Sebanarnya cukup wajar Pochettino tak mengetahui betul kemampuan Paulinho. Alasannya pemain kelahiran Sao Paulo tersebut direkrut sebelum Pochettino menukangi Spurs. Ia direkrut pada 2013 ketika Spurs dilatih oleh Andre Villas-Boas. Sial baginya, Villas-Boas yang mengetahui kemampuannya dipecat lebih dini.

"Villas-Boas merekrut saya pada Juli 2013, tapi pada bulan Desember dia pergi. Ia yang menginginkan saya, kami sering berbicara tapi enam bulan kemudian Tim Sherwood menukangi tim," beber Paulinho. "Saya sebenarnya tidak ada masalah dengan Sherwood. Dia masih sangat muda, pelatih bagus. Tapi saat itu tim sedang tidak bagus dan ia mendapatkan tekanan untuk mengubahnya. Saya masih dimainkannya pada delapan atau sembilan laga terakhir pada musim itu."

Secara tidak langsung, Paulinho menuding bahwa Pochettino-lah yang membuatnya harus angkat kaki dari Inggris. Kepindahannya ke Tiongkok pun agar ia benar-benar bisa mendapatkan kesempatan bermain reguler. Terlebih di Guangzhou ketika itu, selain dilatih Scolari (pelatih yang memberi Paulinho kesempatan bermain di Piala Konfederasi 2013 serta Piala Dunia 2014), ia dikelilingi oleh sejumlah pemain Brasil.

"Kesempatan untuk bermain dengan Scolari hadir, di sebuah kesebelasan yang memiliki banyak pemain Brasil. Karena itulah saya memilih untuk bermain di Tiongkok," kata Paulinho pada media bernama Sport. Saat itu, pemain Brasil yang dimaksud Paulinho adalah Elkeson, Alan Carvalho, Ricardo Goulart dan Robinho.

Berkat kenyamanan yang dirasakannya Paulinho berhasil tampil sesuai kemampuanya. Ia pun membawa Guangzhou ke Piala Dunia Antar Klub setelah menjuarai Liga Champions Asia 2015. Di Piala Dunia Antar Klub itulah Barcelona untuk pertama kalinya melihat langsung permainan Paulinho. Paulinho gagal membawa Guangzhou juara karena kalah 0-3. Tapi itu menjadi awal "kemenangan" Paulinho pada kariernya, karena ternyata Barca cukup kepincut dengan penampilannya hingga akhirnya diajak bergabung satu setengah tahun kemudian.

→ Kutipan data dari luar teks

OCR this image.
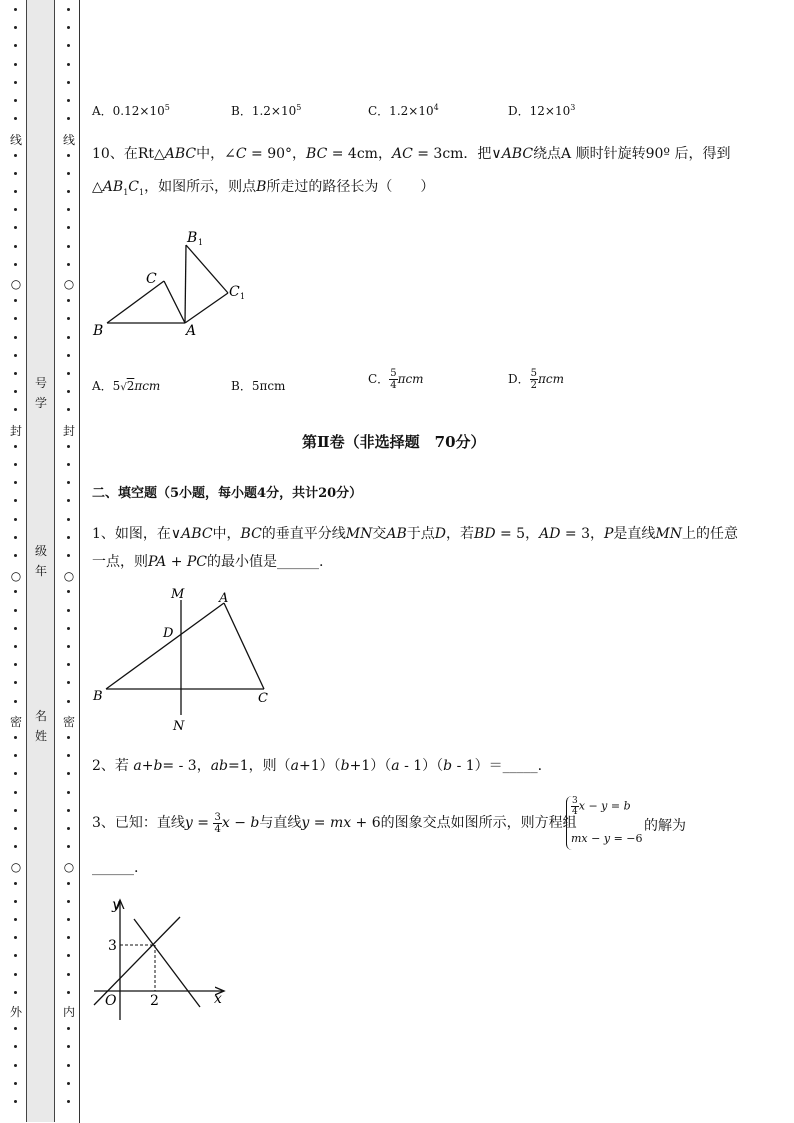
线
○
封
○
密
○
外
线
○
封
○
密
○
内
号
学
级
年
名
姓
A．$0.12\times 10^5$	B．$1.2\times 10^5$	C．$1.2\times 10^4$	D．$12\times 10^3$
10、在Rt△ABC中，∠C = 90°，BC = 4cm，AC = 3cm．把∨ABC绕点A 顺时针旋转90º 后，得到
$\triangle AB_1C_1$，如图所示，则点B所走过的路径长为（　　）
B
C
A
B 1
C 1
A．5√2πcm	B．5πcm	C． $\frac{5}{4}$ πcm	D． $\frac{5}{2}$ πcm
第Ⅱ卷（非选择题　70分）
二、填空题（5小题，每小题4分，共计20分）
1、如图，在∨ABC中，BC的垂直平分线MN交AB于点D，若BD = 5，AD = 3，P是直线MN上的任意
一点，则PA + PC的最小值是______.
M	A
D
B	C
N
2、若 a+b= - 3，ab=1，则（a+1）（b+1）（a - 1）（b - 1）＝_____.
3、已知：直线$y = \frac{3}{4}$ x − b与直线y = mx + 6的图象交点如图所示，则方程组
$\frac{3}{4}$ x − y = b
mx − y = −6
的解为
______.
y
x
O
3
2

Di Barcelona sebenarnya Paulinho beberapa kali dimainkan bukan pada posisi aslinya. Ia pernah dipasang sebagai penyerang (saat melawan Celta Vigo). Ia juga kerap bermain melebar, seperti ketika melawan Real Madrid. Tapi tetap tugas utamanya adalah membantu pertahanan, hanya menyerang ketika pada momen-momen tertentu. Berbeda ketika di Spurs di mana ia memang benar-benar ditugaskan untuk meneror pertahanan lawan dari sayap kiri.